Cardioprotection of Eucommiae Folium: the extract and pharmaceutically active compounds attenuate hyperglycemia, mitochondrial dysfunction, calcium dyshomeostasis, insulin resistance, and oxidative stress in diabetic cardiomyopathy db/db mice

Objectives A biolabel research based on multi-omics, informatics, molecular docking, and experimental verification was used to investigate the cardioprotective effect and pharmaceutically active compounds of Eucommiae Folium (EF).Key findings Based on the biolabel research pattern, metabonomics, proteomics, and bioinformatics indicated that EF has a therapeutic potential for a variety of heart diseases, especially cardiomyopathy, and the most critical mechanism involved is the diabetic cardiomyopathy pathway. Bioinformatics, cheminformatics, and molecular docking showed that 24 EF compounds may play a therapeutic role in diabetic cardiomyopathy via this pathway. Among which, four compounds (kaempferol, esculetin, (+)-catechin, and astragalin) showed appropriate pharmacokinetic parameters and formed stable binding with biolabels in the pathway. In diabetic cardiomyopathy db/db mice, histopathological analysis, mitochondrial swelling and membrane potential assay, ELISA, and biochemical analysis demonstrated that EF and four active compounds had obvious hypoglycemic effects and attenuated myocardial damage and related pathological processes, such as mitochondrial dysfunction, calcium dyshomeostasis, insulin resistance, and oxidative stress.Conclusions This study provides new evidence and insights into the effect, mechanism, and material basis of EF in treating diabetic cardiomyopathy.

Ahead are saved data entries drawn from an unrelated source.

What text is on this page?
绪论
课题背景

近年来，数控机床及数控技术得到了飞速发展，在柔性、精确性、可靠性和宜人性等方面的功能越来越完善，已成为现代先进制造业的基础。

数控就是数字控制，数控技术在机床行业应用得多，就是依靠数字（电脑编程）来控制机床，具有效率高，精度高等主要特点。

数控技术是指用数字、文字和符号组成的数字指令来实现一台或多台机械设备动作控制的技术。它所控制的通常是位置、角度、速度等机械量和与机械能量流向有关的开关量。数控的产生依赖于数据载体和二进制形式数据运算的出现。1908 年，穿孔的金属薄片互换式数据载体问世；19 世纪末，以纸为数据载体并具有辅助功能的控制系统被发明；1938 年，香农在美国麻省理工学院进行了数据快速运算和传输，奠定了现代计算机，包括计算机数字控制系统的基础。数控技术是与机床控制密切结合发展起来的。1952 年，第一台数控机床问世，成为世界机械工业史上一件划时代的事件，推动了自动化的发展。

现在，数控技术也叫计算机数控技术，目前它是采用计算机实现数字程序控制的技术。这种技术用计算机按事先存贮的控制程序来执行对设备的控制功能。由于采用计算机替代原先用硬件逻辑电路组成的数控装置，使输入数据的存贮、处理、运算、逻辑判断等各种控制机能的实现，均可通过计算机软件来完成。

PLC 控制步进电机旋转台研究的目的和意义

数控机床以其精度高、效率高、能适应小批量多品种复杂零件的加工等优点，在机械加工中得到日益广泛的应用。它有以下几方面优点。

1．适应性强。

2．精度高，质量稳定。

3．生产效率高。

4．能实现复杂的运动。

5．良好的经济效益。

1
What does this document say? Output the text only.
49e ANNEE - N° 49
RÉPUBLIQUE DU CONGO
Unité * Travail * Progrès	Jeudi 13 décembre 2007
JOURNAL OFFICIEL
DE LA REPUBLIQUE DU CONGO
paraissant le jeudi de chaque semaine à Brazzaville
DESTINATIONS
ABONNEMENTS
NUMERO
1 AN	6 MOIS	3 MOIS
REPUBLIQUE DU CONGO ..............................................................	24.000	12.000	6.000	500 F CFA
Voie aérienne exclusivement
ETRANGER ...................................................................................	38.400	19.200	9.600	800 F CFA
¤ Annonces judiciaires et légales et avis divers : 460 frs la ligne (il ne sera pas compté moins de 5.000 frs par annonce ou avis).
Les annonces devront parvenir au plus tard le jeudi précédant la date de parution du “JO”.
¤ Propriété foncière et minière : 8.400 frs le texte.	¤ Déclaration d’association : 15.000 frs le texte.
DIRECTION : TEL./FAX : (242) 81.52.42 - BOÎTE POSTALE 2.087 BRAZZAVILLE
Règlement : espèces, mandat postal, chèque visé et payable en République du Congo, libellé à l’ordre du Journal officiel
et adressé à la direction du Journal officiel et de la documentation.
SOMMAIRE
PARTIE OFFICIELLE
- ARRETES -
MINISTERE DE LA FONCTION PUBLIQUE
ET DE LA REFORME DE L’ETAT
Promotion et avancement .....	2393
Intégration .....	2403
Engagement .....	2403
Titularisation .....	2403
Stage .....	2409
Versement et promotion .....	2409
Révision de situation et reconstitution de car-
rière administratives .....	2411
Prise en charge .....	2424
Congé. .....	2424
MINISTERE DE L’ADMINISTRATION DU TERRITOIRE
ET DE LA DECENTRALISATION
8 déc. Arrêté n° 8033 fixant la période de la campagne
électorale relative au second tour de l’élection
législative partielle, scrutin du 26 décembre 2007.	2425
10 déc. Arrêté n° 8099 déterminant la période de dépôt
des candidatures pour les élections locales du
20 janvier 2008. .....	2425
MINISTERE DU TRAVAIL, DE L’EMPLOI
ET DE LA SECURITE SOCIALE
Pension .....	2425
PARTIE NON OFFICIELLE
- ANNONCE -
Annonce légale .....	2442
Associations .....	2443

Graphical Abstract

Automated summary

A biolabel research based on multi-omics, informatics, molecular docking, and experimental verification was used to investigate the cardioprotective effect and pharmaceutically active compounds of Eucommiae Folium (EF). The research showed that EF has therapeutic potential for a variety of heart diseases, especially cardiomyopathy, with the most critical mechanism involving the diabetic cardiomyopathy pathway. The study also identified 24 EF compounds that may play a therapeutic role in diabetic cardiomyopathy.